# Makita 5402na as portable mill?



## Mike63 (Mar 9, 2010)

Hello All,

I just joined this forum and I think I have hit on the group that might be able to answer my question. Do you guys think it is possible to take the Makita 16" circular saw and make a carriage for it to saw small logs say 12 inches and under?

My rough idea was to make a carriage which would allow the saw to pass over the log on rails and then turn the 180 degrees and saw from the other side of say a 12 inch log to complete the cut, since the Makita 16" saw has only a 6 1/4 depth of cut.

Does this seem possible ?

Thanks
Mike


----------



## huskyhank (Mar 9, 2010)

Good thinking but I don't think this will work. I suspect you'll burn up an expensive saw pretty quickly.

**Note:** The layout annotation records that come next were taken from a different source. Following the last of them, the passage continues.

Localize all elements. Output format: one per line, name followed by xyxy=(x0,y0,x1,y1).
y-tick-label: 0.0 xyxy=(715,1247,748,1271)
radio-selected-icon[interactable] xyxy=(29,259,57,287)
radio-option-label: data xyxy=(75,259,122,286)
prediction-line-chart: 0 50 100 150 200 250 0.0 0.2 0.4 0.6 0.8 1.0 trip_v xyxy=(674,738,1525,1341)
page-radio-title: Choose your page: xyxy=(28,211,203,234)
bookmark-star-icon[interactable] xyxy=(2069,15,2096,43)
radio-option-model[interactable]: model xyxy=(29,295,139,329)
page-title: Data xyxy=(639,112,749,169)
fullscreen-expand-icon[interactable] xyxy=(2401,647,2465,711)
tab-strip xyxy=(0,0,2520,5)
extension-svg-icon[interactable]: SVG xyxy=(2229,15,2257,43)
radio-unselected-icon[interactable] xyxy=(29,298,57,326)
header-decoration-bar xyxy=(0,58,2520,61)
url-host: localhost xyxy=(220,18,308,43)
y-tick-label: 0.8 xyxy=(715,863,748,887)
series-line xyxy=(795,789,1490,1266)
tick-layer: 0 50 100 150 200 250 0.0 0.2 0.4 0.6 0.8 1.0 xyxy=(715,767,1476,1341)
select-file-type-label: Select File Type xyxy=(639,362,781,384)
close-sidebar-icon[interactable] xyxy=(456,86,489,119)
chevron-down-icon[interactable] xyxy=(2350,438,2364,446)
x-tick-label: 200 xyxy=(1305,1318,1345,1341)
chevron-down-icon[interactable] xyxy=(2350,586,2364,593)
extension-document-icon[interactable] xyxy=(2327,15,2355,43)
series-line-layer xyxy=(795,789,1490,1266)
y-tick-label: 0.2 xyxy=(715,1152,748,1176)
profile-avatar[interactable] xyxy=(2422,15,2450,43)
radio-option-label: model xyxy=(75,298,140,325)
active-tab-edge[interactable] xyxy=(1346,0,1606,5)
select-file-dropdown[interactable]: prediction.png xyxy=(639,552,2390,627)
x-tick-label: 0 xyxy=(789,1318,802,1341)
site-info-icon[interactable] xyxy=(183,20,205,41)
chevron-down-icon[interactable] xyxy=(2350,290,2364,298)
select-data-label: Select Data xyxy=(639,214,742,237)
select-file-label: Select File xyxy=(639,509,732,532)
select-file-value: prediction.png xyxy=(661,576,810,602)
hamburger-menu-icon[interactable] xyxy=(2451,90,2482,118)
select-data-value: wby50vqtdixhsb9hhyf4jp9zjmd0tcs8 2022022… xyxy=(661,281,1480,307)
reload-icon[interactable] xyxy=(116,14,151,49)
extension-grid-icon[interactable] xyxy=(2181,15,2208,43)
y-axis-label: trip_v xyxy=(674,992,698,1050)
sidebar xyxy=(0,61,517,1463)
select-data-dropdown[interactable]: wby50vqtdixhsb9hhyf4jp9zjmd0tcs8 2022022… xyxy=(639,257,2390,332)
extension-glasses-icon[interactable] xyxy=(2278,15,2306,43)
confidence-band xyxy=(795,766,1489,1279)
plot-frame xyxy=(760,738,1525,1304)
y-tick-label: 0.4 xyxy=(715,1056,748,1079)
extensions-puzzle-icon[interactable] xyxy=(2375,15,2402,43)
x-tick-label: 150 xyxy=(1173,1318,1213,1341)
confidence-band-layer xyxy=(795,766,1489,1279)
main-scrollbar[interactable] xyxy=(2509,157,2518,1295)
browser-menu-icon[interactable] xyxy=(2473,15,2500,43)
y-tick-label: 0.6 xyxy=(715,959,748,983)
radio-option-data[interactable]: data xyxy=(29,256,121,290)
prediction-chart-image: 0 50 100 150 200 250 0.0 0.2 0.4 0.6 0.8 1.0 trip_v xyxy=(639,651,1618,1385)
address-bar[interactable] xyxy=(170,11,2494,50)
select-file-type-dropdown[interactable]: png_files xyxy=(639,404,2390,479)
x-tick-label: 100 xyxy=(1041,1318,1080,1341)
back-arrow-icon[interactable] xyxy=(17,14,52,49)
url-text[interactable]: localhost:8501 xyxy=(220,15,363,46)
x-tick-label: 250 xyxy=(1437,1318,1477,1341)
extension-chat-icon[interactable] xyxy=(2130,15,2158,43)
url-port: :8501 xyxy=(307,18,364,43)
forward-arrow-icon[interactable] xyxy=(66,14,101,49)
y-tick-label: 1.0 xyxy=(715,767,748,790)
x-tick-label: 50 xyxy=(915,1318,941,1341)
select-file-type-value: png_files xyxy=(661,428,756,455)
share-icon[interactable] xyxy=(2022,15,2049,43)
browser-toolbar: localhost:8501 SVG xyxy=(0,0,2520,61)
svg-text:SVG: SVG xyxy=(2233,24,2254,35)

How about a cheap portable table saw turned upside down on some kind of carriage? You'll have a deeper cut and when it dies you're out maybe $100?


----------



## Kicker_92 (Mar 9, 2010)

Just about anything that runs off a household 110V outlet will not be a good choice. That saw is slow running through 6" thick cuts, even with the narrow kerf blade. 

You'll need either a larger electric motor, or something with some HP to start with. Take a look at the smaller Lucas mills for an idea of power requirements.


----------



## jimdad07 (Mar 9, 2010)

Maybe a large, 2-stroke demolition saw?


----------



## BobL (Mar 10, 2010)

Mike63 said:


> Hello All,
> 
> I just joined this forum and I think I have hit on the group that might be able to answer my question. Do you guys think it is possible to take the Makita 16" circular saw and make a carriage for it to saw small logs say 12 inches and under?
> 
> ...



No


----------



## ogscarfox (Mar 17, 2015)

Hi, 

Im based in the UK and have had a 5402na imported, im in green oak framing and thought this would be excellent as we use mainly 6x6 oak and this saw is capable of cutting it in one pass.

Ive bought a freud diablo 32tooth blade, and have set it to square, but am finding it cuts slightly out of square to the tune of 5mm at the bottom corner of the beam, is anyone having or had a similar problem when cutting hardwoods?

Regards

Ogscarfox


----------



## KiwiBro (Mar 17, 2015)

After this, you could try slabbing with an angle grinder:


----------



## El Quachito (Mar 18, 2015)

It is an interesting idea.


----------



## Dobbs (Mar 19, 2015)

I use the 16" Makita cutting big dry timbers when framing.
I would say NO.
It does not have enough guts.
Rain soaked timbers are a a real fight for the saw. I can't see it working at all in a wet log. 
Dave


----------



## Boon (Mar 22, 2015)

I tried trimming rough edges off the outer soft wood in pine my Makita struggled through start to finish. That's why lucas mills and others are designed the way they are.


----------